Note: Make sure to fluff or sift flour before measuring and level the top of measuring cup. Not fluffing or sifting will mean more flour added to the dough and will make for a stiffer end-product.

Fresh Apple Cake

(Colleen Passey)

4 cups peeled, sliced apples

2 cups sugar

2 cups flour

1½ teaspoons baking soda

2 teaspoons cinnamon

1 teaspoon salt

2 eggs

½ cup oil or melted butter

2 teaspoons vanilla

1 cup chopped pecans

Heat oven to 350 degrees. Stir together apples and sugar. Add dry ingredients and mix well. In a separate bowl, beat eggs, oil and vanilla. Add to apple mixture, blending thoroughly. Stir in pecans. Bake in a 9x13 2-inch pan for 50 minutes. Top with caramel sauce and serve warm.

Caramel sauce:

1 cup sugar

½ cup butter or margarine

½ cup heavy cream or canned milk

1 teaspoon vanilla

Place all ingredients in a saucepan. Stir and bring to a boil over medium-high heat. Cook three minutes. Serve warm.

Southwestern Chicken

(Colleen Passey)

2 boneless, skinless chicken breasts

1 can sliced olives

1 package shredded cheese

1 small jar salsa

1 jar honey BBQ sauce

Preheat oven to 350 degrees. In a glass baking dish put a small amount of salsa. Place chicken on top and cover with BBQ sauce and remaining salsa, enough to cover halfway up the baking dish. Place olives on top. Cover and bake for 30 minutes. Take cover off and add cheese. Bake until cheese melts.

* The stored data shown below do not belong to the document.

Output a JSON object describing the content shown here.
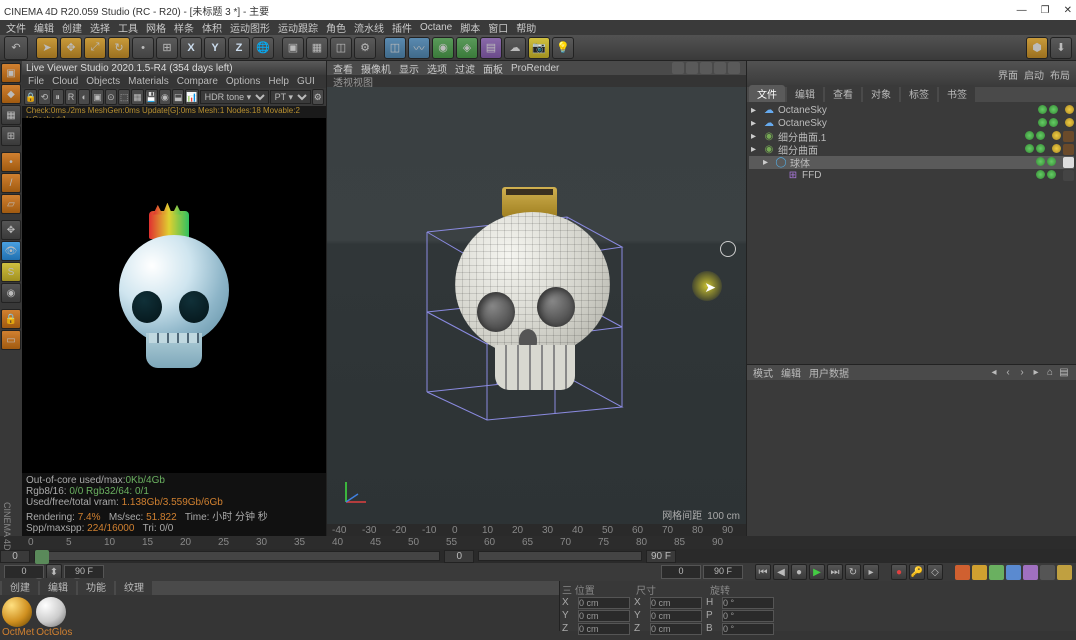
{
  "title": "CINEMA 4D R20.059 Studio (RC - R20) - [未标题 3 *] - 主要",
  "menu": [
    "文件",
    "编辑",
    "创建",
    "选择",
    "工具",
    "网格",
    "样条",
    "体积",
    "运动图形",
    "运动跟踪",
    "角色",
    "流水线",
    "插件",
    "Octane",
    "脚本",
    "窗口",
    "帮助"
  ],
  "right_header": [
    "界面",
    "启动",
    "布局"
  ],
  "live_viewer": {
    "title": "Live Viewer Studio 2020.1.5-R4 (354 days left)",
    "menu": [
      "File",
      "Cloud",
      "Objects",
      "Materials",
      "Compare",
      "Options",
      "Help",
      "GUI"
    ],
    "hdr_mode": "HDR tone ▾",
    "pt": "PT ▾",
    "status": "Check:0ms./2ms  MeshGen:0ms  Update[G]:0ms  Mesh:1 Nodes:18 Movable:2 IsCached:1",
    "stats": {
      "l1": "Out-of-core used/max:",
      "l1v": "0Kb/4Gb",
      "l2": "Rgb8/16:",
      "l2v": "0/0   Rgb32/64: 0/1",
      "l3": "Used/free/total vram:",
      "l3v": "1.138Gb/3.559Gb/6Gb",
      "l4a": "Rendering:",
      "l4av": "7.4%",
      "l4b": "Ms/sec:",
      "l4bv": "51.822",
      "l4c": "Time: 小时  分钟  秒",
      "l4d": "Spp/maxspp:",
      "l4dv": "224/16000",
      "l4e": "Tri: 0/0"
    }
  },
  "viewport": {
    "menu": [
      "查看",
      "摄像机",
      "显示",
      "选项",
      "过滤",
      "面板",
      "ProRender"
    ],
    "title": "透视视图",
    "footer_l": "网格间距",
    "footer_r": "100 cm",
    "ruler": [
      "-40",
      "-30",
      "-20",
      "-10",
      "0",
      "10",
      "20",
      "30",
      "40",
      "50",
      "60",
      "70",
      "80",
      "90"
    ]
  },
  "object_panel": {
    "tabs": [
      "文件",
      "编辑",
      "查看",
      "对象",
      "标签",
      "书签"
    ],
    "tree": [
      {
        "name": "OctaneSky",
        "i": 0,
        "ico": "☁",
        "c": "#6ae"
      },
      {
        "name": "OctaneSky",
        "i": 0,
        "ico": "☁",
        "c": "#6ae"
      },
      {
        "name": "细分曲面.1",
        "i": 0,
        "ico": "◉",
        "c": "#7a5"
      },
      {
        "name": "细分曲面",
        "i": 0,
        "ico": "◉",
        "c": "#7a5"
      },
      {
        "name": "球体",
        "i": 1,
        "ico": "◯",
        "c": "#5ad",
        "sel": true
      },
      {
        "name": "FFD",
        "i": 2,
        "ico": "⊞",
        "c": "#a7d"
      }
    ]
  },
  "attr_tabs": [
    "模式",
    "编辑",
    "用户数据"
  ],
  "timeline": {
    "start": "0",
    "slider_track": true,
    "mid": "0",
    "end": "90 F",
    "ruler": [
      "0",
      "5",
      "10",
      "15",
      "20",
      "25",
      "30",
      "35",
      "40",
      "45",
      "50",
      "55",
      "60",
      "65",
      "70",
      "75",
      "80",
      "85",
      "90"
    ]
  },
  "playback_buttons": [
    "⏮",
    "◀",
    "●",
    "▶",
    "⏭",
    "↻",
    "▸"
  ],
  "mat_tabs": [
    "创建",
    "编辑",
    "功能",
    "纹理"
  ],
  "materials": [
    {
      "name": "OctMet"
    },
    {
      "name": "OctGlos"
    }
  ],
  "coords": {
    "rows": [
      {
        "a": "X",
        "v1": "0 cm",
        "b": "X",
        "v2": "0 cm",
        "c": "H",
        "v3": "0 °"
      },
      {
        "a": "Y",
        "v1": "0 cm",
        "b": "Y",
        "v2": "0 cm",
        "c": "P",
        "v3": "0 °"
      },
      {
        "a": "Z",
        "v1": "0 cm",
        "b": "Z",
        "v2": "0 cm",
        "c": "B",
        "v3": "0 °"
      }
    ]
  },
  "sidebar_label": "CINEMA 4D"
}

Note: For Dutch oven, use a 12-inch vessel. Bake with 10 coals on bottom and 16 on top.

No-Egg Chocolate Cake

(Terri Hillman)

3 cups flour

2 cups sugar

2 teaspoons soda

1 teaspoon salt

½ cup cocoa

2 cups water

1 cup oil

2 tablespoons vinegar

1 tablespoon vanilla

Mix dry ingredients together and then add the remaining ingredients. Mix until smooth and bake in a 9x13-inch greased and floured baking pan at 350 degrees for 40 minutes. (Do not overbake.) Frost while still warm, not hot, with your favorite chocolate icing.

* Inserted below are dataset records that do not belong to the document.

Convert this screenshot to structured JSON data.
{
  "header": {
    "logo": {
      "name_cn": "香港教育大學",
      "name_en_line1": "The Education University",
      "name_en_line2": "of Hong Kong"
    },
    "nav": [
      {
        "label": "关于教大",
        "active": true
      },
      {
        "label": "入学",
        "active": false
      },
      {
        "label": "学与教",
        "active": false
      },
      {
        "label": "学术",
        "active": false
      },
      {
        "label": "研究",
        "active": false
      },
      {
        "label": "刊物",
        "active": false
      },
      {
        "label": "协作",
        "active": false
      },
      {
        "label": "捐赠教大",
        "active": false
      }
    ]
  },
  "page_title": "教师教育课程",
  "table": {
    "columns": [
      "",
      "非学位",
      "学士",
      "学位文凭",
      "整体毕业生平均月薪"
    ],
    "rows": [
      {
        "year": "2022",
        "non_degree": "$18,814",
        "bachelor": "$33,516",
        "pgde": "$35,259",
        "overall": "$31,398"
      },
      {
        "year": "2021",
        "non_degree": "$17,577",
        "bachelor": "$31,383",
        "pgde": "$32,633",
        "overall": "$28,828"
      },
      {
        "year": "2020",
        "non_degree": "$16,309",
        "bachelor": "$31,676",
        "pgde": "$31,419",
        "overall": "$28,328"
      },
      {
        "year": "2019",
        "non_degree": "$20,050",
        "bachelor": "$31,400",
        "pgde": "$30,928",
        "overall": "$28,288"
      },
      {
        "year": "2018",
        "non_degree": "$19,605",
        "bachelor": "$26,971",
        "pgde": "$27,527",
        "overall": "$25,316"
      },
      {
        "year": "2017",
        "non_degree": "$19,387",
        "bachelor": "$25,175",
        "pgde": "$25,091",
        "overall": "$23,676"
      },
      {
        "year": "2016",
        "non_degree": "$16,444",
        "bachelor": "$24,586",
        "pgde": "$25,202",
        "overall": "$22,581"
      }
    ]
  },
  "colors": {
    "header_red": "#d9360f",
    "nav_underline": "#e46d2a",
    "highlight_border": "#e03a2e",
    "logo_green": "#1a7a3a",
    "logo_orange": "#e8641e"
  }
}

Note: This recipe can be cut in half.

Cauliflower-Broccoli Salad

(Terri Hillman)

Toss together:

1 head cauliflower, chopped fine without stalks

1 head broccoli, chopped fine without stalks

¼ cup chopped onion

1 pound fried bacon, cut in pieces and drained

Dressing:

2 cups mayonnaise

¼ cup Parmesan cheese

¼ cup sugar

2 tablespoons vinegar

¼ teaspoon salt

8 ounces mozzarella cheese

Mix dressing ingredients together, except for mozzarella, and pour over vegetables one day ahead and refrigerate. When ready to serve, top with mozzarella cheese.

Creamsicle Salad

(Colleen Passey)

1 6-ounce package of peach Jell-O

1½ cups boiling water

Dissolve gelatin in boiling water. Then add:

1 6-ounce can orange juice concentrate

1 cup cold water

1 15½-ounce can pineapple chunks with juice

1 11-ounce can Mandarin oranges, drained

Chill until slightly thick. In another bowl, mix together:

1 3-ounce package French vanilla instant pudding

1 cup of milk

Add to the Jell-O mixture.

Make a topping of the following:

Combine 2 cups French vanilla or Pina Colada yogurt

1½ cups whipped topping

Spread over the gelatin mixture and return to refrigerator to set.

Note: You can vary Jell-O, yogurt and pudding flavors. You can also add coconut to the topping or as a garnish.

Dutch Oven Pineapple Upside Down Cake

(Colleen Passey)

This is for a 12-inch Dutch oven.

½ cup butter

¾ cup brown sugar

8 to 10 pineapple slices

1 yellow cake mix

1½ cups pineapple juice (if needed, add water to make full amount.)

1 teaspoon vanilla

8 to 10 maraschino cherries

Line Dutch oven with foil or liner. Melt butter in lined oven. Add brown sugar and spread over bottom. Arrange the pineapple slices around bottom. Put cherry in center of each slice of pineapple. Put cake mix in a bowl and add juice. Mix well. Pour slowly over pineapple in Dutch oven. Bake for 25–30 minutes at 350 degrees — 8 coals on bottom and 14 coals on top. When done, serve with whipped topping or ice cream.